Les autorités zurichoises estiment que le personnel naviguant d’AirBaltic, opérant sous la bannière Swiss, n’est pas considéré comme détaché. Le syndicat kapers vient de déposer un recours.
Début septembre, la Direction des affaires économiques du canton de Zurich a statué que les employés de cabine d’Air Baltic n’étaient pas considérés comme du personnel détaché, bien qu’ils opèrent au départ de Zurich sous la bannière de Swiss et dans des avions de la même compagnie.
Les autorités prétendent qu’en dehors de la maintenance au sol, le contrat de wet lease avec Air Baltic ne présente aucun rapport avec la Suisse qui justifie l’application de salaires suisses.
Le syndicat du personnel de cabine kapers est tout de suite monté au créneau, dénonçant avec la plus grande fermeté une décision jugée lourde de conséquences. «Affaiblir la protection du personnel navigant, c’est ouvrir les vannes au dumping salarial dans tous les secteurs, dénonce Sandrine Nikolic-Fuss, présidente du personnel de kapers. Faire entrer les standards de dumping dans les airs, c’est les amener aussi au sol.» Le syndicat, aux côtés d’anciens employés, a déposé un recours auprès du Tribunal administratif du canton de Zurich le 16 septembre.
Salaires divisés par deux
Revenons sur les faits. Depuis 2022, la compagnie lettone Air Baltic vole pour le compte de Swiss au départ de Zurich. On appelle cela du wet lease. Les équipages portent l’uniforme d’Air Baltic, mais fonctionnent au sein de l’appareil opérationnel de Swiss. Les salaires, en revanche, sont conformes aux standards lettons, à savoir environ 1500 francs bruts par mois, contre 3868 francs pour le salaire de base en Suisse, soit entre deux et trois fois moins.
Or ils assument les mêmes responsabilités que les équipages Swiss: assurer la sécurité des passagers, participer aux briefings et effectuer les contrôles sécuritaires de la cabine, coordonner l’embarquement, appliquer les procédures d’urgence et d’évacuation et prodiguer, le cas échéant, les premiers soins médicaux. Ils sont formés à la lutte contre l’incendie à bord, à la gestion et à la désescalade de passagers agressifs ou violents, ainsi qu’à la protection de l’équipage et des passagers en situation de crise.

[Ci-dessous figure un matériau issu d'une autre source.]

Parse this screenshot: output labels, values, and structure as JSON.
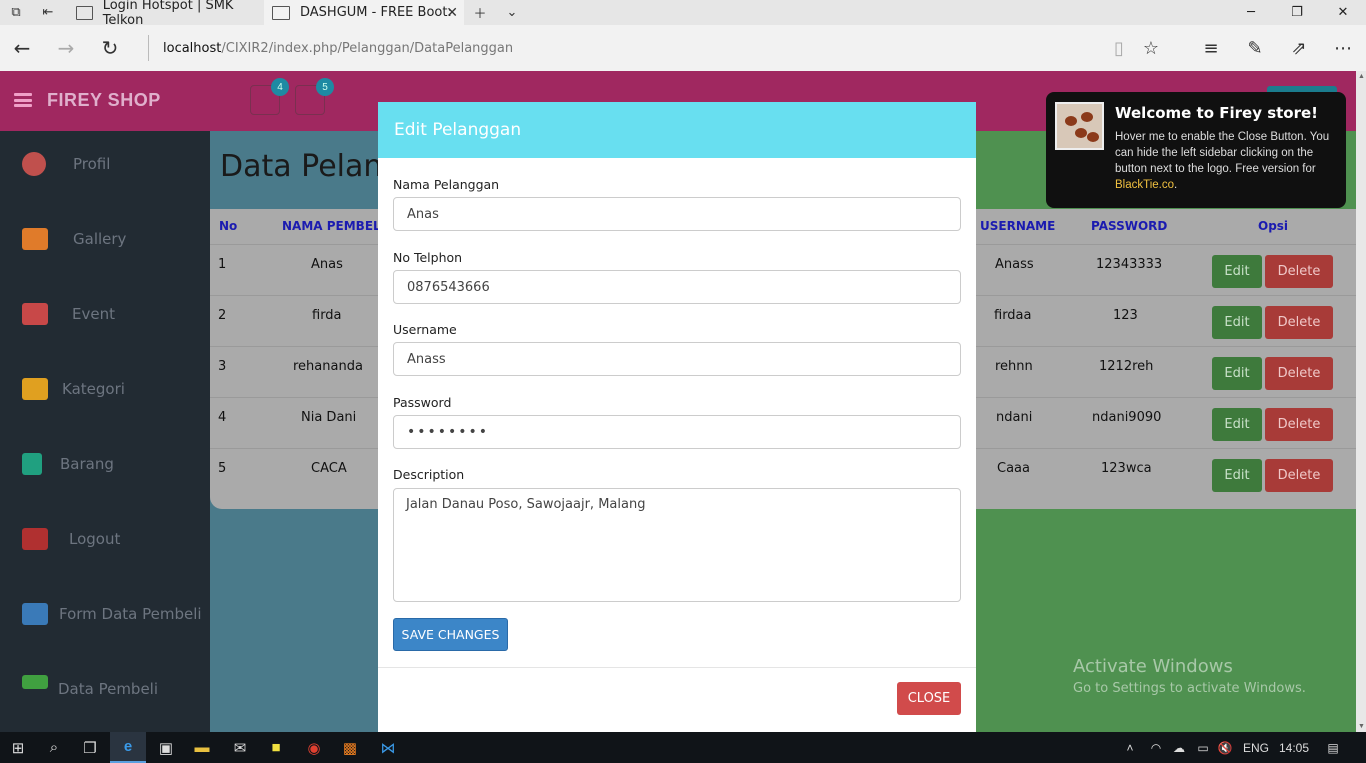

Différence d’interprétation
Pour kapers, cette inégalité de traitement n’est pas tenable. Le Seco est saisi. «Après deux ans de procédure, ce dernier ainsi que l’Office de l’économie du canton de Zurich ont statué que c’était bien du détachement de personnel» rapporte la syndicaliste, aussi maître de cabine chez Swiss depuis 26 ans. Mais Swiss et Air Baltic ont attaqué cette décision en déposant un recours auprès de la Direction de l’économie du canton de Zurich – laquelle a finalement rendu un jugement contraire aux premières instances.»
En effet, bien que les équipages d’Air Baltic opèrent des vols Swiss au départ et à destination de Zurich, y effectuent leurs briefings, y séjournent plusieurs jours d’affilée, y assurent des services de réserve et logent dans des hôtels, l’autorité nie tout rapport significatif avec la Suisse, nie la notion de travailleurs détachés et donc les obligations qui en découlent.
«Le travail suisse est externalisé, exerçant une pression à la baisse sur les salaires, et les emplois locaux sont progressivement remplacés par du personnel employé à moindre coût via des contrats hors du cadre légal suisse, alarme la présidente de kapers. Cette pratique exploite leur travail et sape la protection salariale en Suisse. Quant aux mesures d’accompagnement, qui étaient censées empêcher le dumping salarial, le cas d’Air Baltic démontre que, dans les faits, elles échouent.»
Revendications
Dans ce contexte de turbulences, kapers a plusieurs exigences. Tout d’abord, que les mesures d’accompagnement et de lutte contre le dumping salarial soient strictement appliquées, tout comme la protection des emplois en Suisse contre ces modèles de sous-enchère. «Nous prônons qu’à travail égal, il y ait un salaire égal et une protection égale», conclut Sandrine Nikolic-Fuss, qui revendique par ailleurs aucun contournement du droit du travail suisse dans l’aviation. «Enfin, nous demandons des droits syndicaux pleins et entiers pour les équipages étrangers en wet lease, lorsqu’ils sont déployés en Suisse.»